A Hellish Week for Commuters

NJ Transit And Amtrak Leave NYC Commuters With 90-Minute Delays

Commuters at the New Jersey Transit train platform at Penn Station in New York, US, on Tuesday, June 18, 2024.
Photo: Yuki Iwamura/Bloomberg via Getty Images

The Northeast Corridor chaos is dragging on.

On Friday, NJ Transit announced that train travel in and out of Penn Station had been suspended because of issues with Amtrak’s overhead wires, the second such problem in 24 hours. On its end, Amtrak blamed a disabled commuter train, saying that service between New York City and Philadelphia would be “delayed/modified” with full service expected to be restored by noon. Around 10:30, NJ Transit said service had resumed in and out of New York City, but advised riders to expect delays up to 45 minutes.
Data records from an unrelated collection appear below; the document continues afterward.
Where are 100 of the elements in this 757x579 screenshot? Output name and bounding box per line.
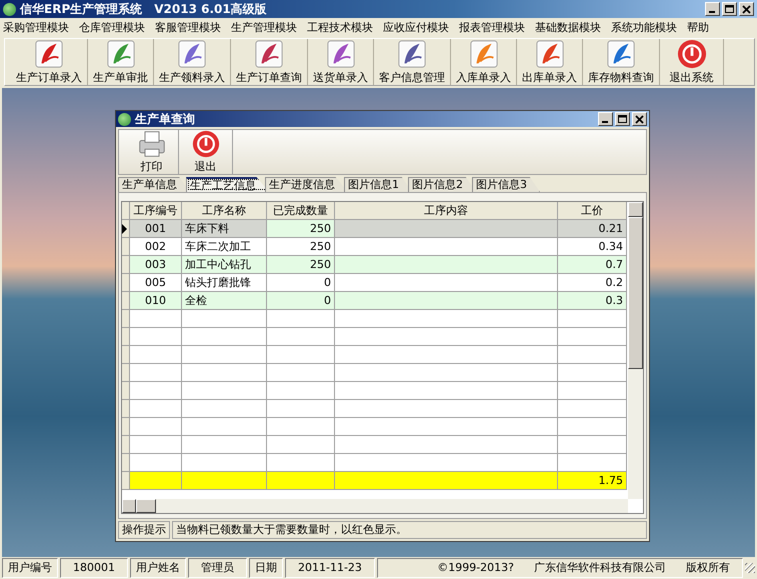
tab[interactable]: 图片信息3 — [472, 177, 540, 192]
status-text: 版权所有 — [686, 560, 730, 576]
column-header: 工序编号 — [130, 202, 182, 220]
table-cell: 0.3 — [558, 292, 627, 310]
power-icon — [192, 130, 220, 158]
toolbar-button[interactable]: 生产单审批 — [88, 39, 154, 85]
table-cell — [267, 310, 335, 328]
close-icon — [633, 113, 646, 125]
table-cell: 0.34 — [558, 238, 627, 256]
table-cell — [558, 382, 627, 400]
status-value: 管理员 — [188, 558, 247, 578]
vertical-scrollbar[interactable] — [628, 202, 643, 499]
toolbar-button[interactable]: 生产领料录入 — [154, 39, 231, 85]
menu-item[interactable]: 采购管理模块 — [3, 20, 69, 34]
table-cell — [558, 418, 627, 436]
table-cell — [130, 400, 182, 418]
toolbar-button[interactable]: 库存物料查询 — [583, 39, 660, 85]
status-text: 广东信华软件科技有限公司 — [534, 560, 666, 576]
close-button[interactable] — [739, 2, 754, 16]
table-cell: 003 — [130, 256, 182, 274]
table-cell — [558, 310, 627, 328]
menu-item[interactable]: 工程技术模块 — [307, 20, 373, 34]
status-value: 2011-11-23 — [285, 558, 375, 578]
maximize-button[interactable] — [615, 112, 630, 126]
total-cell — [267, 472, 335, 490]
toolbar-button[interactable]: 入库单录入 — [451, 39, 517, 85]
toolbar-button[interactable]: 退出 — [179, 130, 233, 174]
hint-label: 操作提示 — [118, 521, 170, 539]
toolbar-button[interactable]: 出库单录入 — [517, 39, 583, 85]
horizontal-scrollbar[interactable] — [122, 499, 628, 513]
table-cell — [130, 328, 182, 346]
status-label: 用户姓名 — [130, 558, 186, 578]
menu-item[interactable]: 基础数据模块 — [535, 20, 601, 34]
table-cell: 0.21 — [558, 220, 627, 238]
table-cell — [558, 436, 627, 454]
table-cell — [267, 418, 335, 436]
toolbar-button[interactable]: 生产订单查询 — [231, 39, 308, 85]
table-cell — [267, 346, 335, 364]
status-value: 180001 — [60, 558, 128, 578]
minimize-icon — [602, 121, 608, 123]
table-cell — [267, 328, 335, 346]
minimize-button[interactable] — [705, 2, 720, 16]
toolbar-button[interactable]: 打印 — [125, 130, 179, 174]
table-cell: 车床二次加工 — [182, 238, 267, 256]
table-cell: 010 — [130, 292, 182, 310]
close-button[interactable] — [632, 112, 647, 126]
table-cell — [267, 454, 335, 472]
table-cell: 005 — [130, 274, 182, 292]
status-text: ©1999-2013? — [437, 560, 514, 576]
table-cell: 250 — [267, 220, 335, 238]
table-cell — [130, 382, 182, 400]
toolbar-button[interactable]: 退出系统 — [660, 39, 724, 85]
table-cell: 钻头打磨批锋 — [182, 274, 267, 292]
table-cell — [558, 328, 627, 346]
maximize-icon — [616, 113, 629, 125]
table-cell: 全检 — [182, 292, 267, 310]
table-cell — [130, 454, 182, 472]
status-label: 日期 — [249, 558, 283, 578]
toolbar-button[interactable]: 生产订单录入 — [11, 39, 88, 85]
column-header: 已完成数量 — [267, 202, 335, 220]
table-cell — [267, 364, 335, 382]
table-cell: 0.7 — [558, 256, 627, 274]
printer-icon — [138, 130, 166, 158]
table-cell: 250 — [267, 256, 335, 274]
table-cell: 0 — [267, 274, 335, 292]
menu-item[interactable]: 客服管理模块 — [155, 20, 221, 34]
table-cell — [558, 454, 627, 472]
column-header: 工序内容 — [335, 202, 558, 220]
table-cell — [558, 346, 627, 364]
toolbar-button[interactable]: 送货单录入 — [308, 39, 374, 85]
total-cell — [130, 472, 182, 490]
table-cell: 001 — [130, 220, 182, 238]
table-cell: 车床下料 — [182, 220, 267, 238]
menu-item[interactable]: 帮助 — [687, 20, 709, 34]
menu-item[interactable]: 生产管理模块 — [231, 20, 297, 34]
resize-grip-icon — [745, 563, 755, 573]
table-cell — [130, 418, 182, 436]
menu-item[interactable]: 系统功能模块 — [611, 20, 677, 34]
table-cell — [130, 310, 182, 328]
child-window-title: 生产单查询 — [135, 110, 195, 128]
table-cell — [267, 400, 335, 418]
menu-item[interactable]: 报表管理模块 — [459, 20, 525, 34]
table-cell: 0 — [267, 292, 335, 310]
globe-icon — [118, 112, 131, 126]
table-cell: 加工中心钻孔 — [182, 256, 267, 274]
table-cell — [267, 382, 335, 400]
maximize-button[interactable] — [722, 2, 737, 16]
table-cell — [130, 436, 182, 454]
toolbar-button[interactable]: 客户信息管理 — [374, 39, 451, 85]
table-cell: 002 — [130, 238, 182, 256]
table-cell — [130, 346, 182, 364]
total-cell: 1.75 — [558, 472, 627, 490]
minimize-button[interactable] — [598, 112, 613, 126]
table-cell: 250 — [267, 238, 335, 256]
table-cell — [558, 400, 627, 418]
table-cell — [130, 364, 182, 382]
status-label: 用户编号 — [2, 558, 58, 578]
hint-text: 当物料已领数量大于需要数量时，以红色显示。 — [172, 521, 647, 539]
menu-item[interactable]: 仓库管理模块 — [79, 20, 145, 34]
menu-item[interactable]: 应收应付模块 — [383, 20, 449, 34]
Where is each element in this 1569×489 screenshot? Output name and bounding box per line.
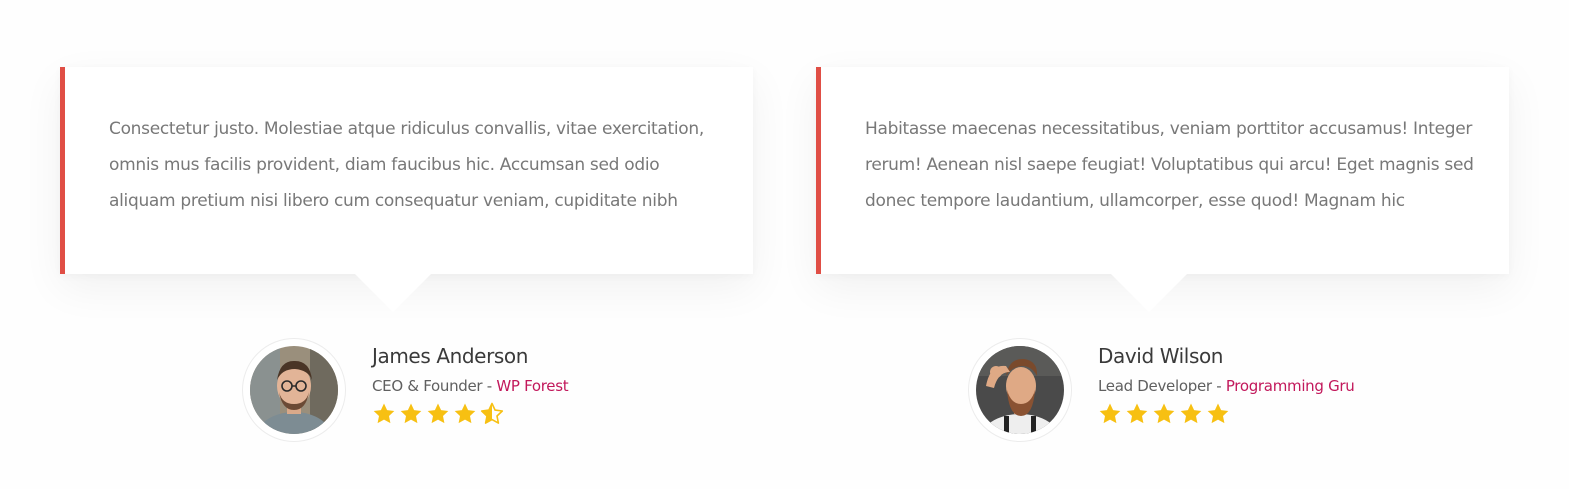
star-icon: [1126, 403, 1148, 424]
star-icon: [400, 403, 422, 424]
star-icon: [1099, 403, 1121, 424]
author-info: James Anderson CEO & Founder - WP Forest: [372, 342, 569, 426]
role-separator: -: [482, 377, 497, 395]
avatar-photo: [250, 346, 338, 434]
quote-box: Consectetur justo. Molestiae atque ridic…: [60, 67, 753, 312]
half-star-icon: [480, 402, 504, 424]
author-role: CEO & Founder - WP Forest: [372, 376, 569, 396]
company-link[interactable]: WP Forest: [496, 377, 568, 395]
star-icon: [1180, 403, 1202, 424]
company-link[interactable]: Programming Gru: [1226, 377, 1355, 395]
role-title: Lead Developer: [1098, 377, 1212, 395]
testimonial-card: Habitasse maecenas necessitatibus, venia…: [816, 67, 1509, 442]
star-icon: [427, 403, 449, 424]
star-rating: [1098, 402, 1354, 426]
star-icon: [1153, 403, 1175, 424]
star-icon: [373, 403, 395, 424]
quote-text: Consectetur justo. Molestiae atque ridic…: [109, 119, 704, 211]
testimonial-card: Consectetur justo. Molestiae atque ridic…: [60, 67, 753, 442]
avatar-photo: [976, 346, 1064, 434]
quote-text: Habitasse maecenas necessitatibus, venia…: [865, 119, 1474, 211]
author-name: James Anderson: [372, 344, 529, 368]
quote-box: Habitasse maecenas necessitatibus, venia…: [816, 67, 1509, 312]
star-icon: [454, 403, 476, 424]
author-name: David Wilson: [1098, 344, 1224, 368]
star-icon: [1207, 403, 1229, 424]
star-rating: [372, 402, 568, 426]
avatar: [242, 338, 346, 442]
author-role: Lead Developer - Programming Gru: [1098, 376, 1355, 396]
author-info: David Wilson Lead Developer - Programmin…: [1098, 342, 1355, 426]
role-title: CEO & Founder: [372, 377, 483, 395]
role-separator: -: [1211, 377, 1226, 395]
avatar: [968, 338, 1072, 442]
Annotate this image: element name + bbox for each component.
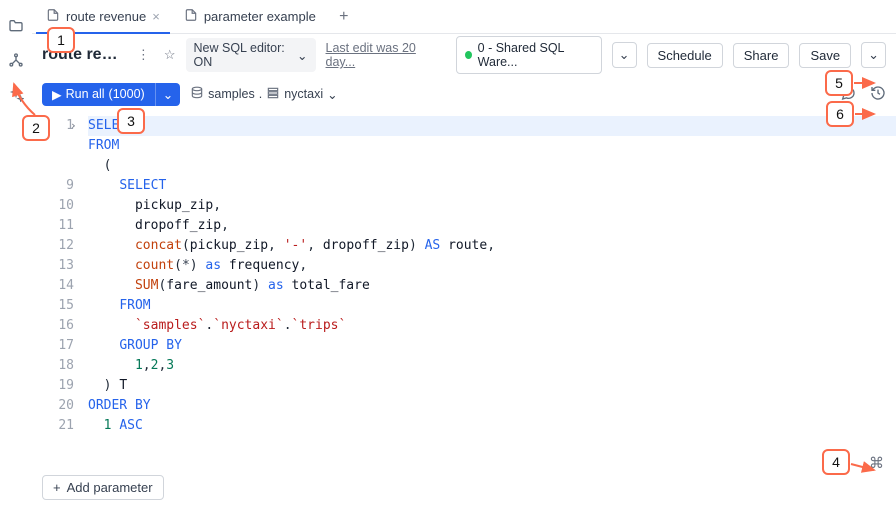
chevron-down-icon: ⌄ xyxy=(327,87,337,102)
sql-file-icon xyxy=(46,8,60,25)
sparkle-icon[interactable] xyxy=(8,86,24,102)
line-gutter: 19101112131415161718192021 xyxy=(32,112,84,512)
context-selector[interactable]: samples . nyctaxi ⌄ xyxy=(190,86,337,103)
tab-label: route revenue xyxy=(66,9,146,24)
run-bar: ▶ Run all (1000) ⌄ samples . nyctaxi ⌄ xyxy=(32,76,896,112)
keyboard-shortcuts-icon[interactable]: ⌘ xyxy=(869,454,884,472)
chevron-down-icon[interactable]: ⌄ xyxy=(155,83,180,106)
tab-route-revenue[interactable]: route revenue × xyxy=(36,0,170,34)
new-tab-button[interactable]: + xyxy=(330,3,358,31)
share-button[interactable]: Share xyxy=(733,43,790,68)
tab-label: parameter example xyxy=(204,9,316,24)
add-parameter-button[interactable]: + Add parameter xyxy=(42,475,164,500)
code-content[interactable]: ›SELECTFROM ( SELECT pickup_zip, dropoff… xyxy=(84,112,896,512)
save-more-button[interactable]: ⌄ xyxy=(861,42,886,68)
close-icon[interactable]: × xyxy=(152,9,160,24)
kebab-menu-icon[interactable]: ⋮ xyxy=(133,47,154,63)
schema-small-icon xyxy=(266,86,280,103)
schema-icon[interactable] xyxy=(8,52,24,68)
sql-editor-toggle[interactable]: New SQL editor: ON ⌄ xyxy=(186,38,316,72)
chevron-down-icon: ⌄ xyxy=(297,48,307,63)
main-area: route revenue × parameter example + rout… xyxy=(32,0,896,512)
tab-bar: route revenue × parameter example + xyxy=(32,0,896,34)
save-button[interactable]: Save xyxy=(799,43,851,68)
schedule-button[interactable]: Schedule xyxy=(647,43,723,68)
tab-parameter-example[interactable]: parameter example xyxy=(174,0,326,34)
plus-icon: + xyxy=(53,480,61,495)
star-icon[interactable]: ☆ xyxy=(164,47,176,63)
warehouse-more-button[interactable]: ⌄ xyxy=(612,42,637,68)
sql-file-icon xyxy=(184,8,198,25)
run-all-button[interactable]: ▶ Run all (1000) ⌄ xyxy=(42,83,180,106)
page-title: route reve... xyxy=(42,46,123,64)
warehouse-selector[interactable]: 0 - Shared SQL Ware... xyxy=(456,36,602,74)
comment-icon[interactable] xyxy=(840,85,856,104)
code-editor[interactable]: 19101112131415161718192021 ›SELECTFROM (… xyxy=(32,112,896,512)
play-icon: ▶ xyxy=(52,87,62,102)
last-edit-link[interactable]: Last edit was 20 day... xyxy=(326,41,436,69)
left-rail xyxy=(0,0,32,512)
status-dot-icon xyxy=(465,51,472,59)
title-bar: route reve... ⋮ ☆ New SQL editor: ON ⌄ L… xyxy=(32,34,896,76)
folder-icon[interactable] xyxy=(8,18,24,34)
history-icon[interactable] xyxy=(870,85,886,104)
database-icon xyxy=(190,86,204,103)
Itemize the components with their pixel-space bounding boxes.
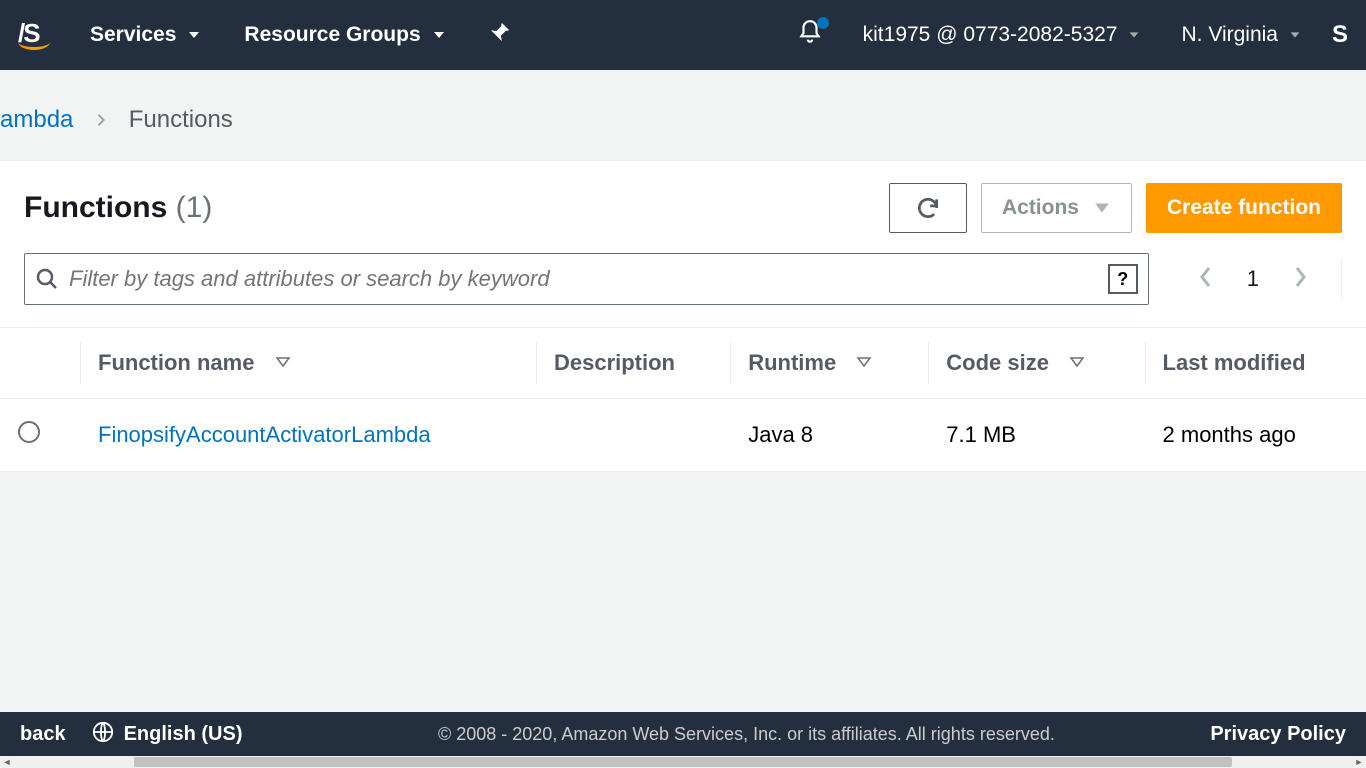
copyright-text: © 2008 - 2020, Amazon Web Services, Inc.… xyxy=(282,724,1210,745)
services-label: Services xyxy=(90,23,176,47)
resource-groups-label: Resource Groups xyxy=(244,23,420,47)
horizontal-scrollbar[interactable]: ◄ ► xyxy=(0,756,1366,768)
title-text: Functions xyxy=(24,191,167,224)
support-menu-partial[interactable]: S xyxy=(1332,21,1348,49)
sort-icon xyxy=(1069,350,1085,376)
account-label: kit1975 @ 0773-2082-5327 xyxy=(863,23,1118,47)
scroll-right-arrow[interactable]: ► xyxy=(1352,757,1366,767)
col-code-size[interactable]: Code size xyxy=(928,328,1144,399)
actions-label: Actions xyxy=(1002,196,1079,220)
col-size-label: Code size xyxy=(946,350,1049,375)
scroll-thumb[interactable] xyxy=(134,757,1231,767)
resource-groups-menu[interactable]: Resource Groups xyxy=(244,23,446,47)
next-page-button[interactable] xyxy=(1279,265,1321,294)
region-menu[interactable]: N. Virginia xyxy=(1181,23,1302,47)
caret-down-icon xyxy=(1093,199,1111,217)
account-menu[interactable]: kit1975 @ 0773-2082-5327 xyxy=(863,23,1142,47)
sort-icon xyxy=(275,350,291,376)
table-row[interactable]: FinopsifyAccountActivatorLambda Java 8 7… xyxy=(0,399,1366,472)
col-modified-label: Last modified xyxy=(1163,350,1306,375)
cell-description xyxy=(536,399,730,472)
chevron-left-icon xyxy=(1197,265,1215,289)
search-pager-row: ? 1 xyxy=(24,253,1342,305)
col-desc-label: Description xyxy=(554,350,675,375)
row-select-radio[interactable] xyxy=(18,421,40,443)
services-menu[interactable]: Services xyxy=(90,23,202,47)
search-icon xyxy=(35,267,59,291)
cell-runtime: Java 8 xyxy=(730,399,928,472)
top-nav-bar: /S Services Resource Groups kit1975 @ 07… xyxy=(0,0,1366,70)
pagination: 1 xyxy=(1185,259,1342,299)
notification-dot xyxy=(817,17,829,29)
col-function-name[interactable]: Function name xyxy=(80,328,536,399)
create-function-label: Create function xyxy=(1167,196,1321,220)
chevron-down-icon xyxy=(1288,28,1302,42)
cell-code-size: 7.1 MB xyxy=(928,399,1144,472)
functions-table: Function name Description Runtime Code s… xyxy=(0,327,1366,471)
globe-icon xyxy=(92,721,114,748)
create-function-button[interactable]: Create function xyxy=(1146,183,1342,233)
search-box[interactable]: ? xyxy=(24,253,1149,305)
col-runtime[interactable]: Runtime xyxy=(730,328,928,399)
pin-icon[interactable] xyxy=(489,21,511,49)
breadcrumb-lambda-link[interactable]: ambda xyxy=(0,106,73,133)
chevron-down-icon xyxy=(186,27,202,43)
scroll-left-arrow[interactable]: ◄ xyxy=(0,757,14,767)
breadcrumb-current: Functions xyxy=(129,106,233,133)
title-count: (1) xyxy=(176,191,213,224)
page-title: Functions (1) xyxy=(24,191,212,225)
chevron-right-icon xyxy=(1291,265,1309,289)
col-description[interactable]: Description xyxy=(536,328,730,399)
functions-panel: Functions (1) Actions Create function ? … xyxy=(0,160,1366,472)
actions-button[interactable]: Actions xyxy=(981,183,1132,233)
cell-last-modified: 2 months ago xyxy=(1145,399,1366,472)
notifications-button[interactable] xyxy=(797,19,823,51)
col-name-label: Function name xyxy=(98,350,254,375)
col-last-modified[interactable]: Last modified xyxy=(1145,328,1366,399)
function-name-link[interactable]: FinopsifyAccountActivatorLambda xyxy=(98,422,431,447)
scroll-track[interactable] xyxy=(14,756,1352,768)
refresh-icon xyxy=(915,195,941,221)
chevron-right-icon xyxy=(94,106,115,133)
feedback-link[interactable]: back xyxy=(20,723,66,746)
breadcrumb: ambda Functions xyxy=(0,70,1366,160)
chevron-down-icon xyxy=(1127,28,1141,42)
privacy-policy-link[interactable]: Privacy Policy xyxy=(1210,723,1346,746)
sort-icon xyxy=(856,350,872,376)
refresh-button[interactable] xyxy=(889,183,967,233)
prev-page-button[interactable] xyxy=(1185,265,1227,294)
language-selector[interactable]: English (US) xyxy=(124,723,243,746)
search-input[interactable] xyxy=(59,266,1108,292)
region-label: N. Virginia xyxy=(1181,23,1278,47)
pager-divider xyxy=(1341,259,1342,299)
chevron-down-icon xyxy=(431,27,447,43)
page-number: 1 xyxy=(1247,266,1259,292)
search-help-button[interactable]: ? xyxy=(1108,264,1138,294)
footer-bar: back English (US) © 2008 - 2020, Amazon … xyxy=(0,712,1366,756)
aws-logo[interactable]: /S xyxy=(18,20,50,50)
col-runtime-label: Runtime xyxy=(748,350,836,375)
panel-header: Functions (1) Actions Create function xyxy=(24,183,1342,233)
table-header-row: Function name Description Runtime Code s… xyxy=(0,328,1366,399)
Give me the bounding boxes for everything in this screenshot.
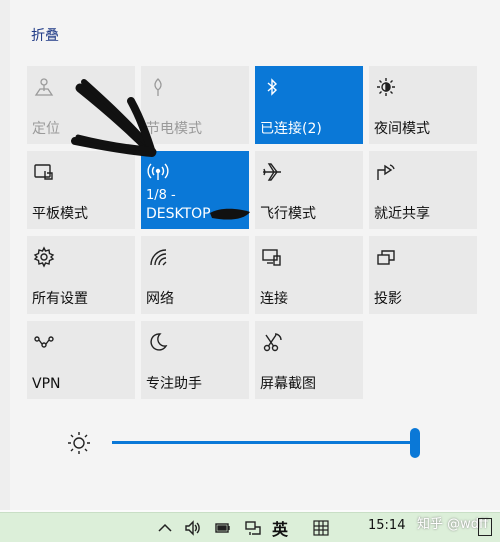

Friday’s delays were unpleasantly familiar for daily train commuters. On Thursday, Amtrak and NJ Transit service was first delayed and then completely halted during the afternoon due to an overhead power outage, with no train travel between Connecticut and Pennsylvania. The agency would later blame a “malfunctioning circuit breaker” for the outage.

Many trains terminated travel in Philadelphia, Newark, or New Rochelle, forcing commuters to transfer to PATH or the MetroNorth to continue their trip or find new travel entirely. If that wasn’t enough, attempts to repair the wires were reportedly impeded by efforts to extinguish a brush fire along the New Jersey Turnpike in Secaucus, potentially a result of the ongoing heat wave in the region. Amtrak, however, said the fire was “unrelated” to the delays.

Thousands of passengers had to wait hours for their delayed trains on Thursday, filling Amtrak’s Moynihan Train Hall — which lacks seating in its main waiting area. By 5:30 p.m., Amtrak said power had been restored and that travel between New Haven and Philadelphia had resumed, but warned of anticipated delays due to “rail congestion and single-tracking.”

And those weren’t even the only headaches this week. On Tuesday, a disabled commuter train and issues with overhead wires slowed down and later fully halted train service out of Penn Station just before 8 a.m., hitting morning commuters with delays up to 90 minutes. The morning’s service tie-ups trickled down throughout the day, affecting Amtrak and NJ Transit travel well into the evening rush hour. A little after 11 p.m, Amtrak announced that normal service to and from New York had resumed.

Travel delays during the summer are not uncommon, as agencies consistently institute heat-related speed restrictions on the rails for safety reasons. But hours-long waits have lately become the norm, snarling transit on the nation’s busiest railway. In March, Amtrak reported that its Northeast Regional line, which runs from Boston to Washington, D.C., and parts of Virginia, had close to 9.2 million customers in all of 2023.